Frame 97 is the much more intriguing one, though. While it's mildly amusing to see the palette actually go brighter for a single frame before it fades out, the interesting aspect here is that 2) practically guarantees its palette changes to happen mid-frame. And since the CRT's electron beam might be anywhere at that point… yup, that's how you'd get more than 16 colors out of the PC-98's 16-color graphics mode. 🎨
Let's exaggerate the brightness difference a bit in case the original difference doesn't come across too clearly on your display:

Frame 97 of the video above, with a brighter initial palette to highlight the mid-frame palette change
Probably not too much of a reason for demosceners to get excited; generic PC-98 code that doesn't try to target specific CPUs would still need a way of reliably timing such mid-frame palette changes. Bit 6 (0x40) of I/O port 0xA0 indicates HBlank, and the usual documentation suggests that you could just busy-wait for that bit to flip, but an HBlank interrupt would be much nicer.
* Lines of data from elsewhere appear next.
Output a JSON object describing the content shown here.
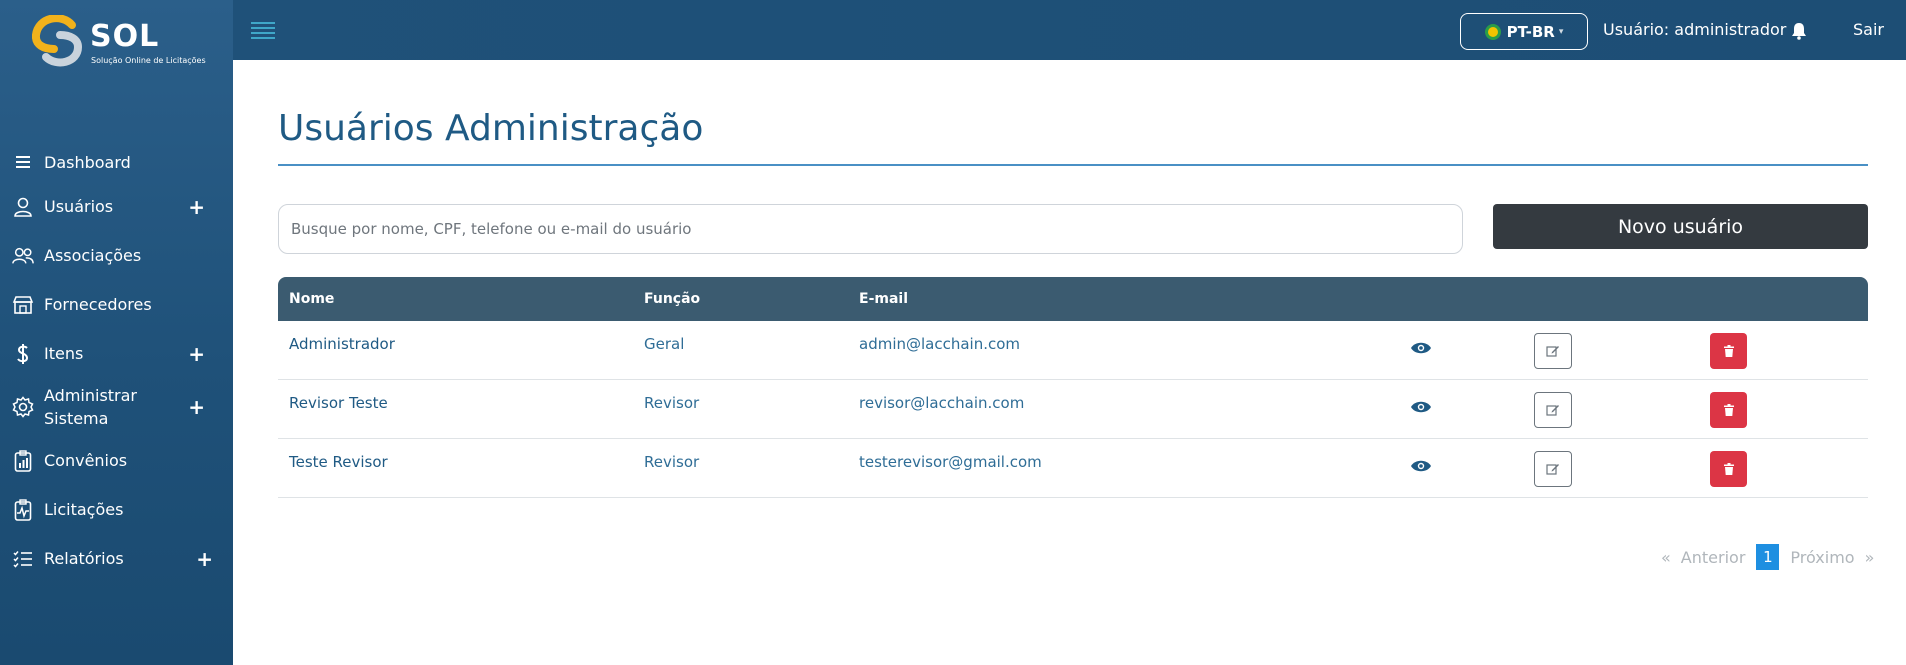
{
  "app": {
    "logo_text": "SOL",
    "logo_subtitle": "Solução Online de Licitações"
  },
  "sidebar": {
    "items": [
      {
        "label": "Dashboard",
        "icon": "menu-lines-icon",
        "expandable": false
      },
      {
        "label": "Usuários",
        "icon": "user-icon",
        "expandable": true
      },
      {
        "label": "Associações",
        "icon": "users-group-icon",
        "expandable": false
      },
      {
        "label": "Fornecedores",
        "icon": "store-icon",
        "expandable": false
      },
      {
        "label": "Itens",
        "icon": "dollar-icon",
        "expandable": true
      },
      {
        "label": "Administrar Sistema",
        "icon": "gear-icon",
        "expandable": true
      },
      {
        "label": "Convênios",
        "icon": "clipboard-chart-icon",
        "expandable": false
      },
      {
        "label": "Licitações",
        "icon": "clipboard-pulse-icon",
        "expandable": false
      },
      {
        "label": "Relatórios",
        "icon": "checklist-icon",
        "expandable": true
      }
    ],
    "expand_symbol": "+"
  },
  "topbar": {
    "language": "PT-BR",
    "user_label": "Usuário: administrador",
    "logout_label": "Sair"
  },
  "main": {
    "title": "Usuários Administração",
    "search_placeholder": "Busque por nome, CPF, telefone ou e-mail do usuário",
    "new_user_label": "Novo usuário",
    "table": {
      "headers": [
        "Nome",
        "Função",
        "E-mail"
      ],
      "rows": [
        {
          "name": "Administrador",
          "role": "Geral",
          "email": "admin@lacchain.com"
        },
        {
          "name": "Revisor Teste",
          "role": "Revisor",
          "email": "revisor@lacchain.com"
        },
        {
          "name": "Teste Revisor",
          "role": "Revisor",
          "email": "testerevisor@gmail.com"
        }
      ]
    },
    "pagination": {
      "prev_symbol": "«",
      "prev_label": "Anterior",
      "current_page": "1",
      "next_label": "Próximo",
      "next_symbol": "»"
    }
  },
  "colors": {
    "sidebar": "#1f5179",
    "accent": "#1e8fe1",
    "delete": "#dc3545",
    "table_header": "#3b5b70",
    "primary_button": "#343a40"
  }
}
This reproduces on both DOSBox-X and Neko Project 21/W, although the latter needs the Screen → Real palettes option enabled to actually emulate a CRT electron beam. Unfortunately, I couldn't confirm it on real hardware because my PC-9821Nw133's screen vinegar'd at the beginning of the year. But just as with the image loading times, TH03's remaining code sorts of indicate that mid-frame palette changes were noticeable on real hardware, by means of this little flag I RE'd way back in March 2019. Sure, palette_show() takes >2,850 cycles on a 486 to downconvert master.lib's 8-bit palette to the GDC's 4-bit format and send it over, and that might add up with more than one palette-changing effect per frame. But tearing is a way more likely explanation for deferring all palette updates until after VSync and to the next frame.
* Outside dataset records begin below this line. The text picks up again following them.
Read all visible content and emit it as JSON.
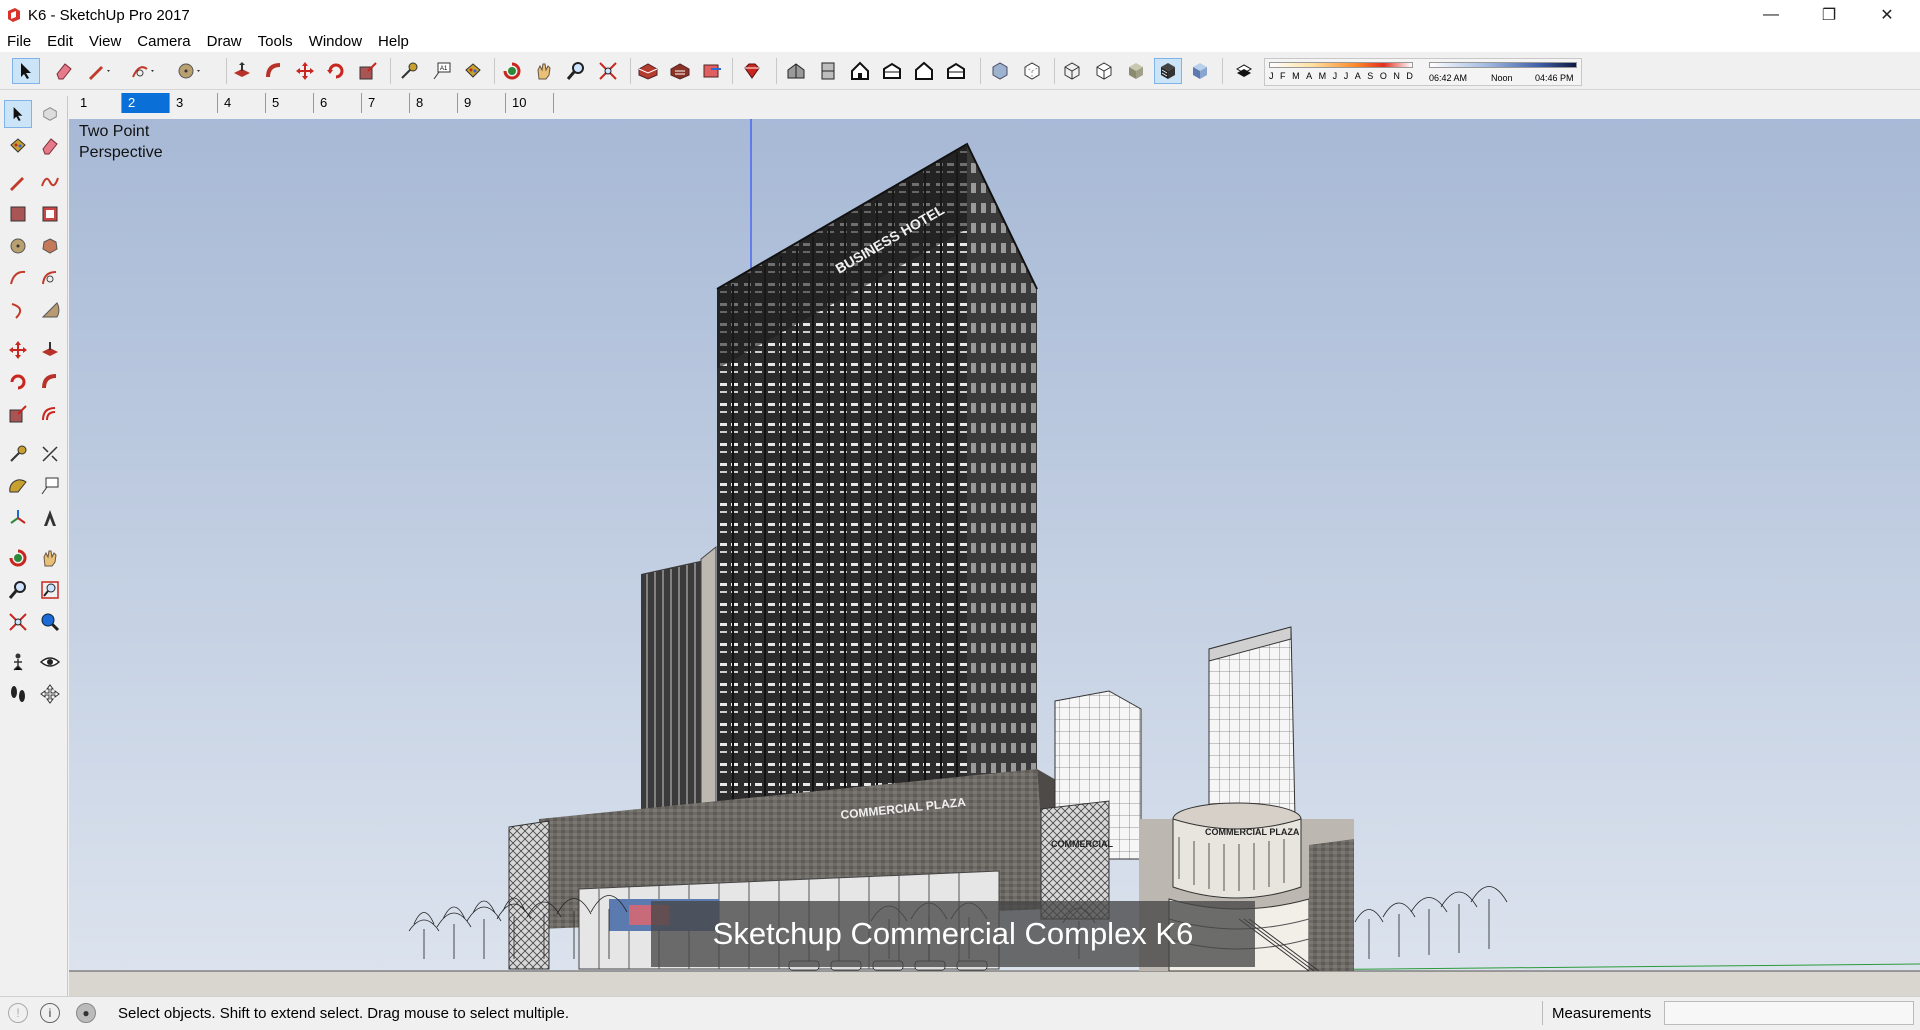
{
  "window": {
    "title": "K6 - SketchUp Pro 2017",
    "minimize_glyph": "—",
    "maximize_glyph": "❐",
    "close_glyph": "✕"
  },
  "menu": [
    "File",
    "Edit",
    "View",
    "Camera",
    "Draw",
    "Tools",
    "Window",
    "Help"
  ],
  "toolbar": {
    "shadow_months": [
      "J",
      "F",
      "M",
      "A",
      "M",
      "J",
      "J",
      "A",
      "S",
      "O",
      "N",
      "D"
    ],
    "time_start": "06:42 AM",
    "time_mid": "Noon",
    "time_end": "04:46 PM"
  },
  "scenes": {
    "tabs": [
      "1",
      "2",
      "3",
      "4",
      "5",
      "6",
      "7",
      "8",
      "9",
      "10"
    ],
    "active": "2"
  },
  "viewport": {
    "view_label_line1": "Two Point",
    "view_label_line2": "Perspective",
    "caption": "Sketchup Commercial Complex K6",
    "sign_hotel": "BUSINESS HOTEL",
    "sign_plaza": "COMMERCIAL PLAZA",
    "sign_plaza_round": "COMMERCIAL PLAZA",
    "sign_small": "COMMERCIAL",
    "sky_top": "#a7b9d6",
    "sky_bottom": "#dde4ee"
  },
  "status": {
    "message": "Select objects. Shift to extend select. Drag mouse to select multiple.",
    "measurements_label": "Measurements",
    "measurements_value": ""
  }
}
And that completes another menu, placing us a very likely 2 pushes away from completing TH03's OP.EXE! Not many of those left now…


To balance out this heavy research into a comparatively small amount of code, I slotted in 2024's Part 2 of my usual bi-annual website improvements. This time, they went toward future-proofing the blog and making it a lot more navigable. You've probably already noticed the changes, but here's the full changelog:

Speaking of microblogging platforms, I've now also followed a good chunk of the Touhou community to Bluesky! The algorithms there seem to treat my posts much more favorably than Twitter has been doing lately, despite me having less than 1/10 of mostly automatically migrated followers there. For now, I'm going to cross-post new stuff to both platforms, but I might eventually spend a push to migrate my entire tweet history over to a self-hosted PDS to own the primary source of this data.

Next up: Staying with main menus, but jumping forward to TH04 and TH05 and finalizing some code there. Should be a quick one.